The Senior Vice President of Information Technology (IT) for Kempinski Hotels directs IT initiatives for the company. He oversees the work of four regional IT directors representing teams in Eastern Europe, Western Europe, Middle East, Africa, and China.
- No centralized, company-wide view of project status
- Difficulty handling project dependencies
- Multiple copies of project files, causing version-control problems
"The regional IT director is an embedded position. That is, each is a hotel IT manager is responsible for a particular property," he said, "but they spend between 30 and 50 percent of their time on regional IT activities." At the corporate office in Geneva, Switzerland, the senior vice president said, "I have an infrastructure team, I have a hotel technology team, I have a collaboration and web services team, and I also have a hotel information systems team."
His regional IT teams are involved in many different types of projects, but most involve either taking over an existing hotel or assisting with the build of a brand new hotel. He explained, "We have to be involved in a new build at a relatively early stage, because the cabling goes in, the ceilings are down and the walls are not finished, whereas in a takeover, we take what's there. The hotel's running. We just have to make it work and we have to retrofit our systems in as much as possible. So they're two very different beasts in terms of project management and what's required." A typical project load for the Regional IT Director, who directs IT for the China region, is one very large project, which is typically the opening of a new hotel.
Currently, he's directing the IT aspects of preparing the 340 room Kempinski Hotel Huizhou to open on July 1, 2011 in Huizhou, China. "This project is huge and encompasses many subprojects, which are organized into subgroups such as front office, food and beverage, finance, sales and marketing, human resources, purchasing, and so on. We work simultaneously on parallel tasks." Prior to signing on with Project Insight, the Kempinski Hotels IT teams managed projects with a combination of tools and processes, including MS Project desktop. The senior vice president of IT said, "We also have a collaboration platform called Teaming, which is a Novell product. It's not in itself a project management tool, but it allows users to collaborate on files, such as using MS Project or Excel to work on the same document."

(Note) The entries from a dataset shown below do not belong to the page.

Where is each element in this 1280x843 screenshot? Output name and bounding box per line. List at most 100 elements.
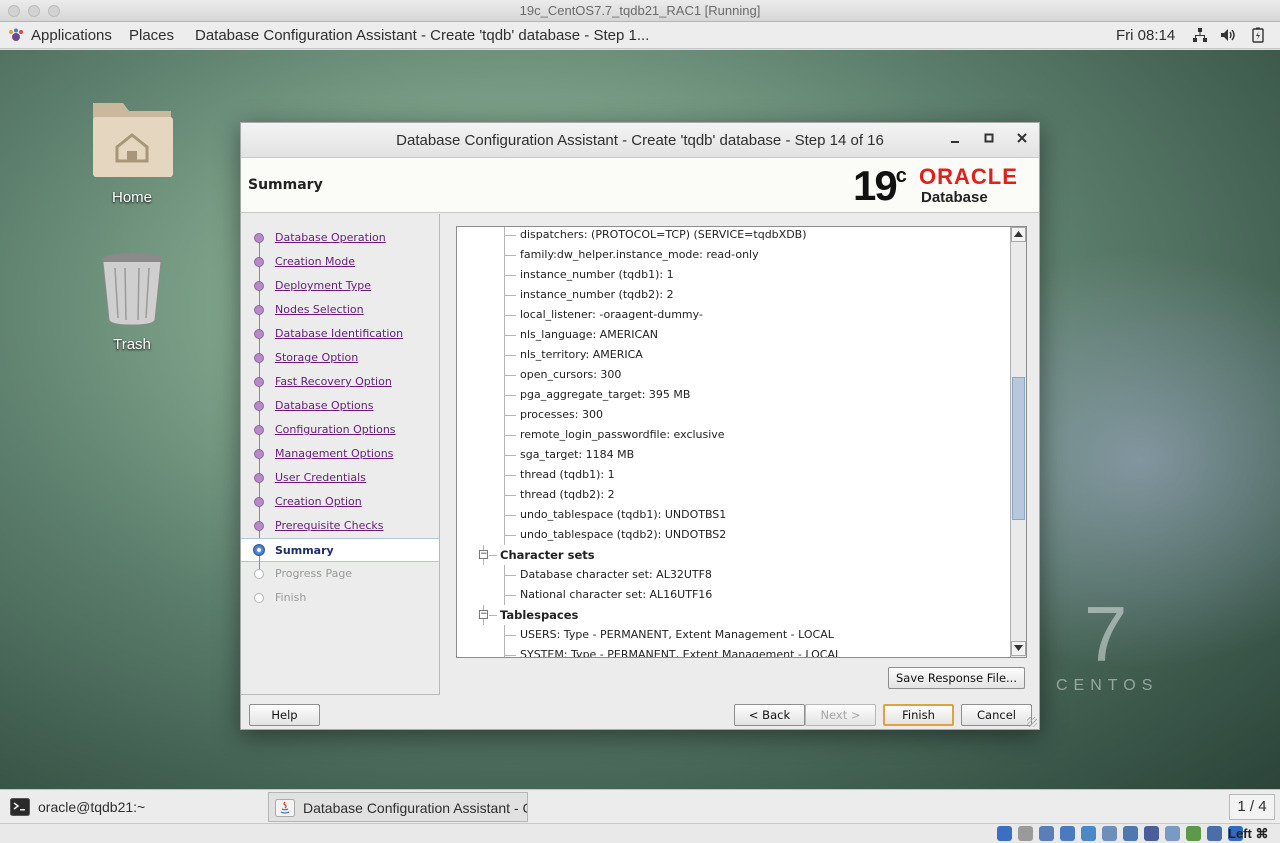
step-database-operation[interactable]: Database Operation <box>241 226 439 262</box>
tree-row-text: pga_aggregate_target: 395 MB <box>520 388 691 401</box>
task-terminal[interactable]: oracle@tqdb21:~ <box>4 792 262 822</box>
help-button[interactable]: Help <box>249 704 320 726</box>
dbca-dialog: Database Configuration Assistant - Creat… <box>240 122 1040 730</box>
zoom-traffic-light[interactable] <box>48 5 60 17</box>
close-traffic-light[interactable] <box>8 5 20 17</box>
step-user-credentials[interactable]: User Credentials <box>241 466 439 502</box>
tree-row-text: undo_tablespace (tqdb1): UNDOTBS1 <box>520 508 727 521</box>
tree-guide-line <box>504 227 505 245</box>
tree-row-text: family:dw_helper.instance_mode: read-onl… <box>520 248 759 261</box>
cancel-button[interactable]: Cancel <box>961 704 1032 726</box>
tree-branch-line <box>504 275 516 276</box>
step-marker-icon <box>254 473 264 483</box>
tree-row-text: USERS: Type - PERMANENT, Extent Manageme… <box>520 628 834 641</box>
step-summary: Summary <box>241 538 439 575</box>
step-label: Creation Option <box>275 495 362 508</box>
scroll-up-button[interactable] <box>1011 227 1026 242</box>
scrollbar-thumb[interactable] <box>1012 377 1025 520</box>
applications-menu[interactable]: Applications <box>8 22 112 49</box>
virtualization-icon[interactable] <box>1165 826 1180 841</box>
guest-additions-icon[interactable] <box>1186 826 1201 841</box>
minimize-traffic-light[interactable] <box>28 5 40 17</box>
volume-icon[interactable] <box>1220 27 1236 43</box>
video-capture-icon[interactable] <box>1144 826 1159 841</box>
tree-section[interactable]: − Tablespaces <box>457 605 1010 625</box>
tree-branch-line <box>504 395 516 396</box>
tree-row-text: local_listener: -oraagent-dummy- <box>520 308 703 321</box>
tree-section-label: Tablespaces <box>500 608 579 622</box>
mouse-integration-icon[interactable] <box>1207 826 1222 841</box>
step-marker-icon <box>254 257 264 267</box>
step-finish: Finish <box>241 586 439 610</box>
summary-scrollbar[interactable] <box>1010 227 1026 657</box>
tree-row: open_cursors: 300 <box>457 365 1010 385</box>
tree-branch-line <box>504 255 516 256</box>
tree-section[interactable]: − Character sets <box>457 545 1010 565</box>
steps-sidebar: Database Operation Creation Mode Deploymen… <box>241 214 440 695</box>
tree-row-text: undo_tablespace (tqdb2): UNDOTBS2 <box>520 528 727 541</box>
step-deployment-type[interactable]: Deployment Type <box>241 274 439 310</box>
dialog-titlebar[interactable]: Database Configuration Assistant - Creat… <box>241 123 1039 158</box>
usb-icon[interactable] <box>1081 826 1096 841</box>
resize-grip[interactable] <box>1027 717 1037 727</box>
step-label: Creation Mode <box>275 255 356 268</box>
network-icon[interactable] <box>1192 27 1208 43</box>
optical-drive-icon[interactable] <box>1018 826 1033 841</box>
step-creation-option[interactable]: Creation Option <box>241 490 439 526</box>
back-button[interactable]: < Back <box>734 704 805 726</box>
tree-row: nls_language: AMERICAN <box>457 325 1010 345</box>
tree-row-text: processes: 300 <box>520 408 603 421</box>
tree-branch-line <box>504 295 516 296</box>
tree-row: sga_target: 1184 MB <box>457 445 1010 465</box>
step-creation-mode[interactable]: Creation Mode <box>241 250 439 286</box>
step-label: Fast Recovery Option <box>275 375 392 388</box>
step-marker-icon <box>254 425 264 435</box>
virtualbox-status-bar: Left ⌘ <box>0 823 1280 843</box>
step-database-options[interactable]: Database Options <box>241 394 439 430</box>
collapse-toggle-icon[interactable]: − <box>479 610 488 619</box>
step-fast-recovery-option[interactable]: Fast Recovery Option <box>241 370 439 406</box>
finish-button[interactable]: Finish <box>883 704 954 726</box>
display-icon[interactable] <box>1123 826 1138 841</box>
step-marker-icon <box>254 329 264 339</box>
desktop-icon-home[interactable]: Home <box>77 95 187 206</box>
step-prerequisite-checks[interactable]: Prerequisite Checks <box>241 514 439 550</box>
minimize-button[interactable] <box>946 132 964 150</box>
step-marker-icon <box>254 377 264 387</box>
battery-icon[interactable] <box>1250 27 1266 43</box>
close-button[interactable] <box>1013 132 1031 150</box>
shared-folders-icon[interactable] <box>1102 826 1117 841</box>
step-marker-icon <box>254 593 264 603</box>
desktop-icon-trash[interactable]: Trash <box>77 250 187 353</box>
step-nodes-selection[interactable]: Nodes Selection <box>241 298 439 334</box>
step-management-options[interactable]: Management Options <box>241 442 439 478</box>
step-database-identification[interactable]: Database Identification <box>241 322 439 358</box>
minimize-icon <box>951 141 959 143</box>
scroll-down-button[interactable] <box>1011 641 1026 656</box>
collapse-toggle-icon[interactable]: − <box>479 550 488 559</box>
desktop-icon-trash-label: Trash <box>113 336 151 353</box>
maximize-button[interactable] <box>980 132 998 150</box>
clock[interactable]: Fri 08:14 <box>1116 22 1175 49</box>
step-configuration-options[interactable]: Configuration Options <box>241 418 439 454</box>
active-window-menu[interactable]: Database Configuration Assistant - Creat… <box>195 22 649 49</box>
step-storage-option[interactable]: Storage Option <box>241 346 439 382</box>
workspace-indicator[interactable]: 1 / 4 <box>1229 794 1275 820</box>
tree-row: pga_aggregate_target: 395 MB <box>457 385 1010 405</box>
places-menu[interactable]: Places <box>129 22 174 49</box>
tree-branch-line <box>489 615 497 616</box>
network-adapter-icon[interactable] <box>1060 826 1075 841</box>
audio-icon[interactable] <box>1039 826 1054 841</box>
desktop-icon-home-label: Home <box>111 189 152 206</box>
logo-brand: ORACLE <box>919 164 1018 189</box>
task-dbca[interactable]: Database Configuration Assistant - C... <box>268 792 528 822</box>
save-response-file-button[interactable]: Save Response File... <box>888 667 1025 689</box>
step-label: Nodes Selection <box>275 303 364 316</box>
tree-branch-line <box>504 375 516 376</box>
next-button[interactable]: Next > <box>805 704 876 726</box>
host-key-indicator[interactable]: Left ⌘ <box>1228 825 1268 843</box>
step-marker-icon <box>254 569 264 579</box>
hard-disk-icon[interactable] <box>997 826 1012 841</box>
step-marker-icon <box>254 233 264 243</box>
summary-tree: dispatchers: (PROTOCOL=TCP) (SERVICE=tqd… <box>456 226 1027 658</box>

In addition, the regional IT director noted, "We created a critical path template in Excel as it was the only tool available at that time. The main issue was that Excel was not designed with the notion of dependencies. Therefore, it took us a great deal of time when we had to update tasks that were related to each other." Without a centralized project management system, the senior vice president relied on manual reporting from regional IT managers and his own corporate IT staff to check in on the status of projects. However, he said, "I wanted something that I could use to very easily look at the status of a project in any of the regions." With regard to the hotels his teams help set up, senior vice president of IT said, "We didn't want to be buying software licenses on behalf of our hotels; we're a management company. But we wanted to give the hotels an option that if they wanted to use a project management tool there was one that we had certified and said was our preferred solution."